銀座百貨店の雄、松屋 <8237> の株価は再上昇が予想される。インバウンド(訪日外国人観光客)需要は衰えを知らず、10月の免税売上高は前年比2倍超のペースで推移している。足元では国内客向けの売上も拡大傾向にあるほか、低下が懸念されていた粗利益率が底打ちしたもよう。長期的にも2020年の東京五輪や、その後の東京のランドスケープを眺望する上で外せない銘柄だ。

今2月期上期(3~8月)の連結営業利益が前年同期比84%増の14億円(従来予想は12億円)に急拡大した同社。しかし、決算発表(8日)後の株価の動きは好業績とは対照的だった。

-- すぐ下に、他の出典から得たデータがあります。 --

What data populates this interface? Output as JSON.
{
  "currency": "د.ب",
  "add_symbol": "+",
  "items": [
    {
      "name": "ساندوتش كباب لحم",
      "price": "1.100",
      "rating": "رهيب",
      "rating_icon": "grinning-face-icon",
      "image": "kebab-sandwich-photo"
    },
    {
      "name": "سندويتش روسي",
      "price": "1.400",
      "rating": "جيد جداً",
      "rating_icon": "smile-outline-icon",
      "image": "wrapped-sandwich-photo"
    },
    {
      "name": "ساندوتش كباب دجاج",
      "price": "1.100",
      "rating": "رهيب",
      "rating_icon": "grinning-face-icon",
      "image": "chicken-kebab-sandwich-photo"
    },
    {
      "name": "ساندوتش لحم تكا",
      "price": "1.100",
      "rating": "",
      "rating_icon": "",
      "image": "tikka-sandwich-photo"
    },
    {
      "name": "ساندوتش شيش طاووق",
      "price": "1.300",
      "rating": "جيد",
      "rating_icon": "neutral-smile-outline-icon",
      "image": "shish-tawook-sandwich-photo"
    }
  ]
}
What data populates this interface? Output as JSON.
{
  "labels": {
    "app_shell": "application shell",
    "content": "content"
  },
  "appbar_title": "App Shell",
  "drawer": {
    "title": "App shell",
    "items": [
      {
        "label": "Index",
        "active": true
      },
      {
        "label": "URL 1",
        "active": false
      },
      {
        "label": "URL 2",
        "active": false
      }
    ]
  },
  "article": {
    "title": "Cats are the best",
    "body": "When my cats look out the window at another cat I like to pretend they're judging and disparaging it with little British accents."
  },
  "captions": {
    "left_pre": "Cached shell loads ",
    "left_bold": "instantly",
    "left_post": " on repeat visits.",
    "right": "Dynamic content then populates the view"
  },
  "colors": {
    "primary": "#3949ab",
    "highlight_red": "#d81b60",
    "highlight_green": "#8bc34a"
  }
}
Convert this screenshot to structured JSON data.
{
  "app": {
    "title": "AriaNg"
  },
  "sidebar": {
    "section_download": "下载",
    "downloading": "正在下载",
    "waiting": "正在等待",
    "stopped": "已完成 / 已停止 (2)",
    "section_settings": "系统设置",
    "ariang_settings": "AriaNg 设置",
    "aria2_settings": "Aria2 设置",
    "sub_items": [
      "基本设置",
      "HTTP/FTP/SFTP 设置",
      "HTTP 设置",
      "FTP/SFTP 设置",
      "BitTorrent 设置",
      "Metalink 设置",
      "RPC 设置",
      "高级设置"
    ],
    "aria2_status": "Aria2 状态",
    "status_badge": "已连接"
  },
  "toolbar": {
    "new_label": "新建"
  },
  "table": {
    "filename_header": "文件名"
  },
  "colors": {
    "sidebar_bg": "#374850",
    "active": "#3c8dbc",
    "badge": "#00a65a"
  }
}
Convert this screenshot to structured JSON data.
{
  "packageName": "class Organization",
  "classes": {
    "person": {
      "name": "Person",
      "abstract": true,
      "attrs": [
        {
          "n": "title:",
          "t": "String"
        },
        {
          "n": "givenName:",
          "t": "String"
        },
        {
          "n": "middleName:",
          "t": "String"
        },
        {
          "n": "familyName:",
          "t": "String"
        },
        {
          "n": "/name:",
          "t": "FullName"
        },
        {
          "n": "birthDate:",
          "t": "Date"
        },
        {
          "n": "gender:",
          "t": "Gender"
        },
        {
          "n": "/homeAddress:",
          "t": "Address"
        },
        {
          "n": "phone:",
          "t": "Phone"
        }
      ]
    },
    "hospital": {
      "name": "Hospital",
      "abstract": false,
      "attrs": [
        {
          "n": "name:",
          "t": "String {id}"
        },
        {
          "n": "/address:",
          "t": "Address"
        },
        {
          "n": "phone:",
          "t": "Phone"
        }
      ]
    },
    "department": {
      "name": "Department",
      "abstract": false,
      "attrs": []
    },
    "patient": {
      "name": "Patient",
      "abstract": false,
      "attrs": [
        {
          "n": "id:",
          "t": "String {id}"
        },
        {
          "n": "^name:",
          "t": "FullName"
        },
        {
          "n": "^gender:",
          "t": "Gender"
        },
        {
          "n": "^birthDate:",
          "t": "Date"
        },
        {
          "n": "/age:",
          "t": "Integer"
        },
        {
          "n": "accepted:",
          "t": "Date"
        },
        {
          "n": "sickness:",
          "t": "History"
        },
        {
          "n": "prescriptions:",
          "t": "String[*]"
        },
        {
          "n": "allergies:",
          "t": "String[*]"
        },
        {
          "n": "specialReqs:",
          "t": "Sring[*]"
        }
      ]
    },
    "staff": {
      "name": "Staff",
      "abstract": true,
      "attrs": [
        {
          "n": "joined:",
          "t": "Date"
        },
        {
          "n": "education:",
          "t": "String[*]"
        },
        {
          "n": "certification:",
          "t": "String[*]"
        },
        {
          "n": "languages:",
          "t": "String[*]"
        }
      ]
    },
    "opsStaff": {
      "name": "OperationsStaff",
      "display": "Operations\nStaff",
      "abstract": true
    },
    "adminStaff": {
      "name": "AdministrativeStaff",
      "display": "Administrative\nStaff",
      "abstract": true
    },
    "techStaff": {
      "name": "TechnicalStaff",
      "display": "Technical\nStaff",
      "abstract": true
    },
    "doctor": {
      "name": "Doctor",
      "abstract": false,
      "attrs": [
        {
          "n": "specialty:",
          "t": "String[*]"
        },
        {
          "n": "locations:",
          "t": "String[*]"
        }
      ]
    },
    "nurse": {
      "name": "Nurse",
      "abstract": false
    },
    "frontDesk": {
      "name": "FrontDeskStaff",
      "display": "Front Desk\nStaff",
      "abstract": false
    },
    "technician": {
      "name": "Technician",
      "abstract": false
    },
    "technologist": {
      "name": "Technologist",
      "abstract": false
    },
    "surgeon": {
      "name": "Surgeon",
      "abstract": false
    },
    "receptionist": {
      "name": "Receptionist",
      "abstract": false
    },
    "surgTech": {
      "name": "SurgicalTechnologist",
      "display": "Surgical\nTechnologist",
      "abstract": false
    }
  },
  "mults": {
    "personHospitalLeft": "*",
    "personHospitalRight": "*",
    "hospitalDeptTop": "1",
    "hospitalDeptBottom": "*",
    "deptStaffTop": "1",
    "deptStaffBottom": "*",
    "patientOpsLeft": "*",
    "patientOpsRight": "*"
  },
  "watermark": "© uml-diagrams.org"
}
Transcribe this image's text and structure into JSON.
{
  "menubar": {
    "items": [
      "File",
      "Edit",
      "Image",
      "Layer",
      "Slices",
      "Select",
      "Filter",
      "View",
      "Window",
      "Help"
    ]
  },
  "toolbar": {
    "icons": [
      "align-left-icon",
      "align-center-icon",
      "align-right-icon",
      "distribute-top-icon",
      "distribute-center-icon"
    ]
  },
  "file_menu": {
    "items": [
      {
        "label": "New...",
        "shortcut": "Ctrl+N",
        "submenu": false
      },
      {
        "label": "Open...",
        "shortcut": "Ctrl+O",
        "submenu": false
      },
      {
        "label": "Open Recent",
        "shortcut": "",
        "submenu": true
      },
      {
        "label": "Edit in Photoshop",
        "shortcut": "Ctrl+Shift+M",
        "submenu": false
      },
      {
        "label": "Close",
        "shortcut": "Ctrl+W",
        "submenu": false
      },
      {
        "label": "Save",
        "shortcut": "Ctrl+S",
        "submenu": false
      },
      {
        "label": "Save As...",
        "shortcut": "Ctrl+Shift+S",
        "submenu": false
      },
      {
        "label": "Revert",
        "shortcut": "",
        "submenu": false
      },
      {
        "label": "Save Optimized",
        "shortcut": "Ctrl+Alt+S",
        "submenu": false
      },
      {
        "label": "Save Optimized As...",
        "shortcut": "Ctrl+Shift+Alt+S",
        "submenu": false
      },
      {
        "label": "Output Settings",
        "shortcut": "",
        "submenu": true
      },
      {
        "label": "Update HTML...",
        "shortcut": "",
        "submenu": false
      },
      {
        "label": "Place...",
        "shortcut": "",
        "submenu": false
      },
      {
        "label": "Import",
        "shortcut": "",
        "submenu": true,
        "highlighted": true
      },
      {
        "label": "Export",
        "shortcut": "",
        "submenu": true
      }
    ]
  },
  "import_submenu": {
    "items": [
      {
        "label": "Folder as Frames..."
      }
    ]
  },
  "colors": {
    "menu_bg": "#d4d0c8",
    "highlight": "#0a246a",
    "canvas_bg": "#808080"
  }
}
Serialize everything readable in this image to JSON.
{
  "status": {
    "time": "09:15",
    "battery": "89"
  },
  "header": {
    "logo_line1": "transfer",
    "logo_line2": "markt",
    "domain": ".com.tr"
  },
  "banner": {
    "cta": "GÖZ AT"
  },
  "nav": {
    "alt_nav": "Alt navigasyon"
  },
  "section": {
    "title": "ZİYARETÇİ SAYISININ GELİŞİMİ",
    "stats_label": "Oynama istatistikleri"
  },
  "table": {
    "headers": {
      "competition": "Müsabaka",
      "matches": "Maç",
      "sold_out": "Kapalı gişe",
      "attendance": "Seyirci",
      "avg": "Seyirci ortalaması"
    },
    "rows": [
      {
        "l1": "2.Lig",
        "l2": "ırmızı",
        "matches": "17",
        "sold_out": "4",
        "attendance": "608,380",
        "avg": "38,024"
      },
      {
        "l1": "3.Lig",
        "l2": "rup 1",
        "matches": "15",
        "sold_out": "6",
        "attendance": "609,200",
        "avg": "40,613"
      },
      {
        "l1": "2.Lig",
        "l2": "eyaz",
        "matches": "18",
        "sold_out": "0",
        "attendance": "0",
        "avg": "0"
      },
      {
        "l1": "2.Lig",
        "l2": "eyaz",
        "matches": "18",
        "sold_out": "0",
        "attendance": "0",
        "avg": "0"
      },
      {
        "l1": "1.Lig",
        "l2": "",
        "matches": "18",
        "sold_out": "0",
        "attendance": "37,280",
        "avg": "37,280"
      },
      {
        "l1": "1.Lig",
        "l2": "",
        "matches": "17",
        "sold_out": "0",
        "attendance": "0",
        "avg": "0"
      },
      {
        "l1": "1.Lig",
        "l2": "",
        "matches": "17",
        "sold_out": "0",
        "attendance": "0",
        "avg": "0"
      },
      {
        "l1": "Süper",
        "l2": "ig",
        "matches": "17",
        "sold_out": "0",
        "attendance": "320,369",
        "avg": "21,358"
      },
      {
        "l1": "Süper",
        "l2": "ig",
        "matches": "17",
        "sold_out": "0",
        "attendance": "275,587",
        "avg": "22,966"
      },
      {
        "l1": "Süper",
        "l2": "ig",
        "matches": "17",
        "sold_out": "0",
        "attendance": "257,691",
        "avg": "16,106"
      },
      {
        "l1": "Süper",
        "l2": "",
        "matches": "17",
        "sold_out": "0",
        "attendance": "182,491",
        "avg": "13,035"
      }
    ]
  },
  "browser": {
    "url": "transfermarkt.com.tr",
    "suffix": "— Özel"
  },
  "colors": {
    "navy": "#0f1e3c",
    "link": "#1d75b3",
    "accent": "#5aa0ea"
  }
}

中国経済の減速を背景に、売上を支えるインバウンド需要の先行き不透明感が増したことに加え、第2四半期(6~8月)の粗利益率低下、国内景況感の悪化といった要素が相まって急落すると、21日には1450円の年初来安値を付けた。8月11日の年初来高値2625円から、短期間で4割超の調整を余儀なくされたことになる。

10月免税売上2倍超に

しかし、実態はこれらの不安をぬぐい去るのに十分だ。同社によれば、中国の国慶節の連休(1~7日)を含む10月の免税売上高(銀座店)は、25日時点で前年比2.2倍。前年の10月は、ちょうど免税品の対象が拡大した時期に当たり高い売上水準だったが、そのハードルを楽々とクリアする勢いがある。このうち宝飾品・時計が同2.7倍、化粧品も同1.6倍近くに伸びているという。

インバウンド需要をけん引する中国人観光客の消費力には、鈍化の色がみられない。一方で見逃せないのが、免税売上以外の販売も伸びていることだ。これは、懸案の粗利益率の動向を占う上でも重要なポイントとなる。